Beberapa orang memang menganggap mereka sebagai pribadi yang tertutup, namun yang lain menyebut anak-anak ini sebagai tipe yang mandiri.

Profesi yang bisa dijalani oleh anak-anak dengan kecerdasan intrapersonal ini misalnya adalah, ulama atau pemuka agama, filsuf, psikolog, terapis atau entrepreneur.


9. Kecerdasan Eksistensial (keberadaan diri)


Jenis kecerdasan terakhir yang dijelaskan oleh Howard Gardner di dalam Intelligence Reframed adalah kecerdasan eksistensial.

Ada yang mengartikan existential intelligence ini dengan kecerdasan makna,

ada pula yang mendefinisikannya sebagai kecerdasan moral.

Secara umum, anak-anak yang memiliki kecerdasan ini seringkali melihat sesuatu dalam “gambaran besarnya”,

“Mengapa kita hidup?”

“Apa tujuan kita di dunia?”

“Bagaimana keadaanku di dalam masyarakat?”

Anak-anak dengan kecerdasan eksistensial biasanya adalah anak-anak yang patuh, tahu bagaimana menjaga rahasia, mengerti tentang etika dan tata-krama serta bisa mengontrol dirinya untuk tidak melakukan pelanggaran-pelanggaran sosial.

Karena itulah anak-anak seperti ini dianggap memiliki tingkat spiritual quotient yang tinggi.

***


Sebuah pesan grup di whatsapp saya menceritakan tentang seorang anak yang harus menjalani rehabilitasi di sebuah rumah sakit jiwa karena mengalami tekanan yang cukup berat.

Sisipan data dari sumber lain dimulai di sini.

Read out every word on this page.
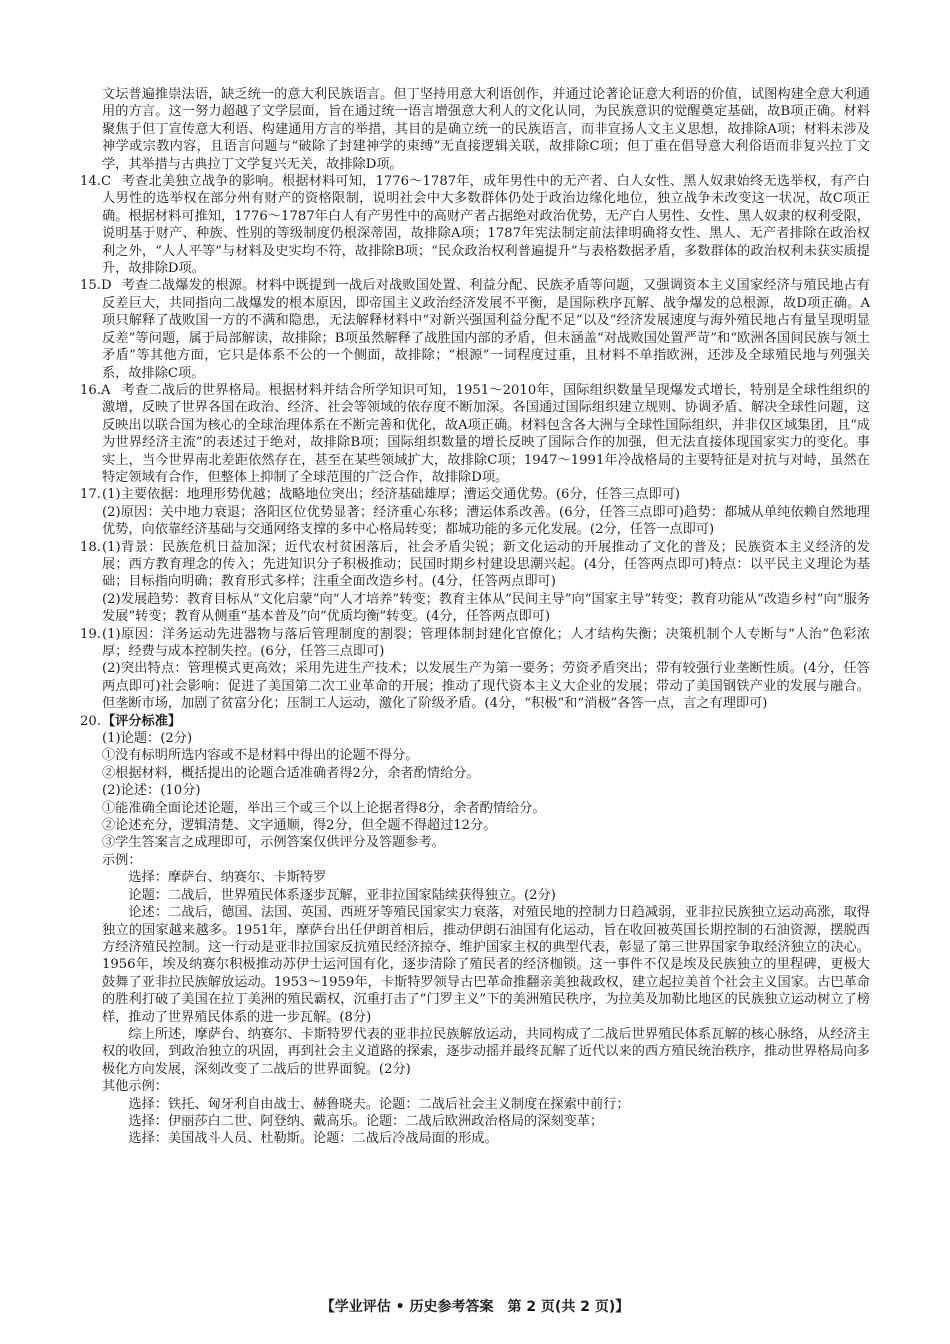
文坛普遍推崇法语，缺乏统一的意大利民族语言。但丁坚持用意大利语创作，并通过论著论证意大利语的价值，试图构建全意大利通用的方言。这一努力超越了文学层面，旨在通过统一语言增强意大利人的文化认同，为民族意识的觉醒奠定基础，故B项正确。材料聚焦于但丁宣传意大利语、构建通用方言的举措，其目的是确立统一的民族语言，而非宣扬人文主义思想，故排除A项；材料未涉及神学或宗教内容，且语言问题与“破除了封建神学的束缚”无直接逻辑关联，故排除C项；但丁重在倡导意大利俗语而非复兴拉丁文学，其举措与古典拉丁文学复兴无关，故排除D项。

14.C 考查北美独立战争的影响。根据材料可知，1776～1787年，成年男性中的无产者、白人女性、黑人奴隶始终无选举权，有产白人男性的选举权在部分州有财产的资格限制，说明社会中大多数群体仍处于政治边缘化地位，独立战争未改变这一状况，故C项正确。根据材料可推知，1776～1787年白人有产男性中的高财产者占据绝对政治优势，无产白人男性、女性、黑人奴隶的权利受限，说明基于财产、种族、性别的等级制度仍根深蒂固，故排除A项；1787年宪法制定前法律明确将女性、黑人、无产者排除在政治权利之外，“人人平等”与材料及史实均不符，故排除B项；“民众政治权利普遍提升”与表格数据矛盾，多数群体的政治权利未获实质提升，故排除D项。

15.D 考查二战爆发的根源。材料中既提到一战后对战败国处置、利益分配、民族矛盾等问题，又强调资本主义国家经济与殖民地占有反差巨大，共同指向二战爆发的根本原因，即帝国主义政治经济发展不平衡，是国际秩序瓦解、战争爆发的总根源，故D项正确。A项只解释了战败国一方的不满和隐患，无法解释材料中“对新兴强国利益分配不足”以及“经济发展速度与海外殖民地占有量呈现明显反差”等问题，属于局部解读，故排除；B项虽然解释了战胜国内部的矛盾，但未涵盖“对战败国处置严苛”和“欧洲各国间民族与领土矛盾”等其他方面，它只是体系不公的一个侧面，故排除；“根源”一词程度过重，且材料不单指欧洲，还涉及全球殖民地与列强关系，故排除C项。

16.A 考查二战后的世界格局。根据材料并结合所学知识可知，1951～2010年，国际组织数量呈现爆发式增长，特别是全球性组织的激增，反映了世界各国在政治、经济、社会等领域的依存度不断加深。各国通过国际组织建立规则、协调矛盾、解决全球性问题，这反映出以联合国为核心的全球治理体系在不断完善和优化，故A项正确。材料包含各大洲与全球性国际组织，并非仅区域集团，且“成为世界经济主流”的表述过于绝对，故排除B项；国际组织数量的增长反映了国际合作的加强，但无法直接体现国家实力的变化。事实上，当今世界南北差距依然存在，甚至在某些领域扩大，故排除C项；1947～1991年冷战格局的主要特征是对抗与对峙，虽然在特定领域有合作，但整体上抑制了全球范围的广泛合作，故排除D项。

17. (1)主要依据：地理形势优越；战略地位突出；经济基础雄厚；漕运交通优势。(6分，任答三点即可)

(2)原因：关中地力衰退；洛阳区位优势显著；经济重心东移；漕运体系改善。(6分，任答三点即可)趋势：都城从单纯依赖自然地理优势，向依靠经济基础与交通网络支撑的多中心格局转变；都城功能的多元化发展。(2分，任答一点即可)

18. (1)背景：民族危机日益加深；近代农村贫困落后，社会矛盾尖锐；新文化运动的开展推动了文化的普及；民族资本主义经济的发展；西方教育理念的传入；先进知识分子积极推动；民国时期乡村建设思潮兴起。(4分，任答两点即可)特点：以平民主义理论为基础；目标指向明确；教育形式多样；注重全面改造乡村。(4分，任答两点即可)

(2)发展趋势：教育目标从“文化启蒙”向“人才培养”转变；教育主体从“民间主导”向“国家主导”转变；教育功能从“改造乡村”向“服务发展”转变；教育从侧重“基本普及”向“优质均衡”转变。(4分，任答两点即可)

19. (1)原因：洋务运动先进器物与落后管理制度的割裂；管理体制封建化官僚化；人才结构失衡；决策机制个人专断与“人治”色彩浓厚；经费与成本控制失控。(6分，任答三点即可)

(2)突出特点：管理模式更高效；采用先进生产技术；以发展生产为第一要务；劳资矛盾突出；带有较强行业垄断性质。(4分，任答两点即可)社会影响：促进了美国第二次工业革命的开展；推动了现代资本主义大企业的发展；带动了美国钢铁产业的发展与融合。但垄断市场，加剧了贫富分化；压制工人运动，激化了阶级矛盾。(4分，“积极”和“消极”各答一点，言之有理即可)

20. 【评分标准】

(1)论题：(2分)

①没有标明所选内容或不是材料中得出的论题不得分。

②根据材料，概括提出的论题合适准确者得2分，余者酌情给分。

(2)论述：(10分)

①能准确全面论述论题，举出三个或三个以上论据者得8分，余者酌情给分。

②论述充分，逻辑清楚、文字通顺，得2分，但全题不得超过12分。

③学生答案言之成理即可，示例答案仅供评分及答题参考。

示例：

选择：摩萨台、纳赛尔、卡斯特罗

论题：二战后，世界殖民体系逐步瓦解，亚非拉国家陆续获得独立。(2分)

论述：二战后，德国、法国、英国、西班牙等殖民国家实力衰落，对殖民地的控制力日趋减弱，亚非拉民族独立运动高涨，取得独立的国家越来越多。1951年，摩萨台出任伊朗首相后，推动伊朗石油国有化运动，旨在收回被英国长期控制的石油资源，摆脱西方经济殖民控制。这一行动是亚非拉国家反抗殖民经济掠夺、维护国家主权的典型代表，彰显了第三世界国家争取经济独立的决心。1956年，埃及纳赛尔积极推动苏伊士运河国有化，逐步清除了殖民者的经济枷锁。这一事件不仅是埃及民族独立的里程碑，更极大鼓舞了亚非拉民族解放运动。1953～1959年，卡斯特罗领导古巴革命推翻亲美独裁政权，建立起拉美首个社会主义国家。古巴革命的胜利打破了美国在拉丁美洲的殖民霸权，沉重打击了“门罗主义”下的美洲殖民秩序，为拉美及加勒比地区的民族独立运动树立了榜样，推动了世界殖民体系的进一步瓦解。(8分)

综上所述，摩萨台、纳赛尔、卡斯特罗代表的亚非拉民族解放运动，共同构成了二战后世界殖民体系瓦解的核心脉络，从经济主权的收回，到政治独立的巩固，再到社会主义道路的探索，逐步动摇并最终瓦解了近代以来的西方殖民统治秩序，推动世界格局向多极化方向发展，深刻改变了二战后的世界面貌。(2分)

其他示例：

选择：铁托、匈牙利自由战士、赫鲁晓夫。论题：二战后社会主义制度在探索中前行；

选择：伊丽莎白二世、阿登纳、戴高乐。论题：二战后欧洲政治格局的深刻变革；

选择：美国战斗人员、杜勒斯。论题：二战后冷战局面的形成。

【学业评估 • 历史参考答案　第 2 页(共 2 页)】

Ketika ditelusuri, penyebabnya adalah orangtuanya yang terlalu menuntutnya untuk belajar dengan keras.

Belajarnya tidak hanya di kelas dan di rumah, namun juga harus mengikuti kursus dan bimbel dengan waktu yang sangat padat.

Saya tidak mengatakan bahwa anak-anak tidak perlu belajar.

Namun yang perlu disadari adalah bahwa dunia mereka adalah dunia bermain.

Maka dari pintu permainan pula-lah kita seharusnya masuk untuk membimbing dan mendidik mereka.

Karena jika anak dipaksa untuk berpikir secara dewasa, akibatnya bisa dua hal,

jika tidak mengalami stres berat,

maka anak-anak bisa tumbuh menjadi pribadi-pribadi pemberontak.

Saya pernah menulis tentang bagaimana mendidik anak dengan tepat untuk tiap-tiap tahap perkembangannya. Anda bisa membacanya di sini.

Akhirnya, ketika kita – sebagai orangtua – mampu melihat dimana potensi kecerdasan yang dimiliki oleh anak-anak kita,

maka kita akan bisa memahami cara berpikir mereka,

untuk kemudian menyayanginya dan mensyukuri semua yang dianugerahkan kepadanya.